I absolutely loathe my supervisor. I get physically ill when I see her face, my stomach starts to hurt and I honestly have anxiety attacks because of her....this hatred I have for her is making my life a nightmare.
I've been with this company for almost 20 years, and this woman since coming to my department has been on a mandate to get me fired. She can't control me and she's extremely controlling.
We both came through the company around the same time, I just happen to work throughout the company vs staying in one department like she has and I know more than she does and it kills her to know end, knowing this about me. So when I challenge her on issues that she's unfamiliar with, it angers the heck out of her, but I'm not going to dumb myself down just to make this woman feel good. I'm never disrespectful, I just bring up the backend of our business that she's not familiar with when challenged about things......Needless to say, she resents the heck out of me for this knowlege, so I've become a target and although I keep moving, last week she finally got me.
I had made a huge mistake on an account we had and although I had time enough to correct the mistake, she wouldn't allow me to do it, so the client got burnt. Now she's running around the office trying to find a way to make this mistake a firing offense.

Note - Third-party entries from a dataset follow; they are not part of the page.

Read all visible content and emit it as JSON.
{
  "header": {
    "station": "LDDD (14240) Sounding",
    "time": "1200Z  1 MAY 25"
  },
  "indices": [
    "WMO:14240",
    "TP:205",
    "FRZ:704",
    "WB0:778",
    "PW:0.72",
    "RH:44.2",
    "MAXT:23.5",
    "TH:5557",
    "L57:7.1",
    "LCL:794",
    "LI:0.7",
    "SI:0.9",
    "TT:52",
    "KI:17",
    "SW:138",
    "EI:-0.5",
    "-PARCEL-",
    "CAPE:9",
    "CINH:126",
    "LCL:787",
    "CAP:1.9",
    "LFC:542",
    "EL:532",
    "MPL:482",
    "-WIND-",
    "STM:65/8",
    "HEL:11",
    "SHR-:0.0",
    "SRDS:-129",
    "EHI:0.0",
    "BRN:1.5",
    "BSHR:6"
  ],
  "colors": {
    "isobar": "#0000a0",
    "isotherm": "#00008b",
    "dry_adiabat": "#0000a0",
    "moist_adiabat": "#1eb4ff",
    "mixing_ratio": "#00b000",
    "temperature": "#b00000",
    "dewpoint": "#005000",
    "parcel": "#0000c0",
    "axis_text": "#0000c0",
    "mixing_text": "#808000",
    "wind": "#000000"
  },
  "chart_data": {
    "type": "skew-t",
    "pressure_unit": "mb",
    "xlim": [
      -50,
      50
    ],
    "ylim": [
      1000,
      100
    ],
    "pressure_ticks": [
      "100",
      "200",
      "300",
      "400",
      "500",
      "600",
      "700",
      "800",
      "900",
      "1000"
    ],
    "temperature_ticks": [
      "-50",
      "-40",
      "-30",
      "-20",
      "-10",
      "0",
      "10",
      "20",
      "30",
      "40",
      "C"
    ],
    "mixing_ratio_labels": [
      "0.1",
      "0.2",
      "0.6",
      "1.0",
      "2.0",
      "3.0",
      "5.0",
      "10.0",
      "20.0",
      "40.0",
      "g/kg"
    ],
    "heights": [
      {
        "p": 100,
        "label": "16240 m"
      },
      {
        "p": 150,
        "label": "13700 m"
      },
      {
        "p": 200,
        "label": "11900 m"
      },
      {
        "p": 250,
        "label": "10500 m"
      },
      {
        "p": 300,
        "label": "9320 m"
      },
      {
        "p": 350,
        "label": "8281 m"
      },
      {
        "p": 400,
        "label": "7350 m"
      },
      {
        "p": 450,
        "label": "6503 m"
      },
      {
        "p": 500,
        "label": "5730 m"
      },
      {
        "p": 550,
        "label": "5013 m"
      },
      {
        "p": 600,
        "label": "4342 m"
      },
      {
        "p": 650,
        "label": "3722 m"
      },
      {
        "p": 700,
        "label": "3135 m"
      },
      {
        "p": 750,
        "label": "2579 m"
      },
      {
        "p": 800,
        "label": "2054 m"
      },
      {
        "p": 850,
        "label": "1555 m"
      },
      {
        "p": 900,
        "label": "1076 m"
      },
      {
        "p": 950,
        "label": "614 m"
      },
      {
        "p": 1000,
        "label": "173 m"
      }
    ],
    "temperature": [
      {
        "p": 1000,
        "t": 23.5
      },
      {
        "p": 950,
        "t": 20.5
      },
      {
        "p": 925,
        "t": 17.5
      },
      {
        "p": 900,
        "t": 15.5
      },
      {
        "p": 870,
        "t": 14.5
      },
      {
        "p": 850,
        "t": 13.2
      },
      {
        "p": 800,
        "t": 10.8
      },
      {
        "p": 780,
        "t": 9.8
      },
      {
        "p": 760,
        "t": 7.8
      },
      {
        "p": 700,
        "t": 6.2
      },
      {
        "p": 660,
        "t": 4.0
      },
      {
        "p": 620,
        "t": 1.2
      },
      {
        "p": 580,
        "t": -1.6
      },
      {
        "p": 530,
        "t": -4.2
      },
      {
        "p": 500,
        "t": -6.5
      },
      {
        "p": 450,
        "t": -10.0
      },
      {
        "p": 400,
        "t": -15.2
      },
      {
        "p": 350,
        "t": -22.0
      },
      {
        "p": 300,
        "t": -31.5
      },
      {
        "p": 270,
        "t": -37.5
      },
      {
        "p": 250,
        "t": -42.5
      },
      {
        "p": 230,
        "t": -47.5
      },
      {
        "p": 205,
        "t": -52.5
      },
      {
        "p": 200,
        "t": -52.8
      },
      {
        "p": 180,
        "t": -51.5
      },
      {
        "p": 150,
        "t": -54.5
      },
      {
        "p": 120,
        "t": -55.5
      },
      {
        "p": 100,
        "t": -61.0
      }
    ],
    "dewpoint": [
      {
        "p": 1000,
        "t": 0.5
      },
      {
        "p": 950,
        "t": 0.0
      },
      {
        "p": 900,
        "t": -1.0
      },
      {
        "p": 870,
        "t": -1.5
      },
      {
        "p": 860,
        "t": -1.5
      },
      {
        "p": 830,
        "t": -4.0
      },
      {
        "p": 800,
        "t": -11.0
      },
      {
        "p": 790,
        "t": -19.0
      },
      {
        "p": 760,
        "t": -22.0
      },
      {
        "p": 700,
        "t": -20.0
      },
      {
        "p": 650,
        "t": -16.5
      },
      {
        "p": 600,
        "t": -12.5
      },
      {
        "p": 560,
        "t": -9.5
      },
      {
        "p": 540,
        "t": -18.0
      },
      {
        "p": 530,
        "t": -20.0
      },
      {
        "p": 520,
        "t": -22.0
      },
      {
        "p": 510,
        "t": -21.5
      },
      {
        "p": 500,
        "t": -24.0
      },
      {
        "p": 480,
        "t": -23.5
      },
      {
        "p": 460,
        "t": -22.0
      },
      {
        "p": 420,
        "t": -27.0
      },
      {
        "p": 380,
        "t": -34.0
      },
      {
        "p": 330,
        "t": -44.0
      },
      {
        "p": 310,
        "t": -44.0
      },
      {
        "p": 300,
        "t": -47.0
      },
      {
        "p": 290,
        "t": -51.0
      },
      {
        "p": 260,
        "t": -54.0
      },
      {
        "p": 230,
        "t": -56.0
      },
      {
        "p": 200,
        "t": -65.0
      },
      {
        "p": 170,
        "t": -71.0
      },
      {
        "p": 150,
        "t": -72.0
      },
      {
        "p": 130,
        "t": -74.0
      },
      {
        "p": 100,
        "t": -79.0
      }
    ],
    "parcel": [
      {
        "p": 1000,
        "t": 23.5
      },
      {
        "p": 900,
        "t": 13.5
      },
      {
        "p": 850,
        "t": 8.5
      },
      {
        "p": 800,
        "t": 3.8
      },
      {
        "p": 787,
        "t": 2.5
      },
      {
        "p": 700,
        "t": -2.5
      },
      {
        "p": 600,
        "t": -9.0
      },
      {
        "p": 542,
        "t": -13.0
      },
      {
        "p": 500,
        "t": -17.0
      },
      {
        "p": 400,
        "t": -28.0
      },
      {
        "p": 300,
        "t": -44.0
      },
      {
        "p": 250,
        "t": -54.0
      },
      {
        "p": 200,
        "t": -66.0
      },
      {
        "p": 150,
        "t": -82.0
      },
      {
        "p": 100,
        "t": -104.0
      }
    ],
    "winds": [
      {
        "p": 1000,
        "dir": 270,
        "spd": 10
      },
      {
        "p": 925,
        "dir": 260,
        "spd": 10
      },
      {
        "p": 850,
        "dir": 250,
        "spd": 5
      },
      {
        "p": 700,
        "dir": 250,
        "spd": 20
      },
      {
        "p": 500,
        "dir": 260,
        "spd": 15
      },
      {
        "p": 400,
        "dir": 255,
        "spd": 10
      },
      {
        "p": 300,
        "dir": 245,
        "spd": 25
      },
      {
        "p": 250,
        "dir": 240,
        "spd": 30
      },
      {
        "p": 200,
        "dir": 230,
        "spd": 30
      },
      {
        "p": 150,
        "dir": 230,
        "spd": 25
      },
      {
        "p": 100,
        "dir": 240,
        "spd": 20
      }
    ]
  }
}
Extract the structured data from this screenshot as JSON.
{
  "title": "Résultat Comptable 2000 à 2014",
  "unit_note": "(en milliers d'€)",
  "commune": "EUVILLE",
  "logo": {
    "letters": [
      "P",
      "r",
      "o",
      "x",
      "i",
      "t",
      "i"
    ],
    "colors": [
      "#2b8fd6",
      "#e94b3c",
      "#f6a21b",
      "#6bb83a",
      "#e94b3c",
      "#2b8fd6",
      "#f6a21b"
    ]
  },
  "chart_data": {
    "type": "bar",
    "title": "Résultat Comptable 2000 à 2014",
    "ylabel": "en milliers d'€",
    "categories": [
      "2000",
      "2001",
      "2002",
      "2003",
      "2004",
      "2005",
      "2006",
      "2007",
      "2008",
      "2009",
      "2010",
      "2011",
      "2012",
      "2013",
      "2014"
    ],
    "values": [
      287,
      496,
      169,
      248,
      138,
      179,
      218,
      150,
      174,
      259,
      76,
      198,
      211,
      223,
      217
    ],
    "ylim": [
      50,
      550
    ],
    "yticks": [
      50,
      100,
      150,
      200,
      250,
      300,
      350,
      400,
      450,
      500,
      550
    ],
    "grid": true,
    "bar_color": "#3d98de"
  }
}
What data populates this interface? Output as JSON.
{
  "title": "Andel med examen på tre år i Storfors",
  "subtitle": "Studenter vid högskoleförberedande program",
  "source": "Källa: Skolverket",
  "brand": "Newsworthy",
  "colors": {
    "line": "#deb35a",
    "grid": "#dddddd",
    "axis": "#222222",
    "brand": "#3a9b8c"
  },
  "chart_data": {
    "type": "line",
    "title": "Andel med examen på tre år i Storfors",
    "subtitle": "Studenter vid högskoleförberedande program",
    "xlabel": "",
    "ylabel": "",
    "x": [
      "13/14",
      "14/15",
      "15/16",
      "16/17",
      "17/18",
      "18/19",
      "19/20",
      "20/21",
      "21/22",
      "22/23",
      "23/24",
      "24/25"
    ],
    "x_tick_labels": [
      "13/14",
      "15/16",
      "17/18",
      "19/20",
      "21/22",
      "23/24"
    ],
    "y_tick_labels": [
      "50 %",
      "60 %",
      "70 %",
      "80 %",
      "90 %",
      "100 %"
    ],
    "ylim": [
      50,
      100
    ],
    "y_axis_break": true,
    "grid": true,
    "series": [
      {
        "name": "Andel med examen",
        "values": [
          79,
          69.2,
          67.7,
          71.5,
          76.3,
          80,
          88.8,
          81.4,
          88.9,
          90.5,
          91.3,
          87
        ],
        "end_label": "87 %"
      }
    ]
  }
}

We're going on 2 weeks of her trying to find something about this to get me fired. Meanwhile, I'm stuck trying to work each day, knowing this woman has escalated my mistake to the highest level of authority at the company. I'm sad, I'm confused, I'm worried, I'm at a complete loss on how to deal with this cloud over my head each day.
Meanwhile, she's gloating around the office, on breaks, I mean the lady is on a cloud of sheer happiness. I just wish I had someone to tell me, that a aged 56 year old woman will be okay......despite a future of finding a good job again.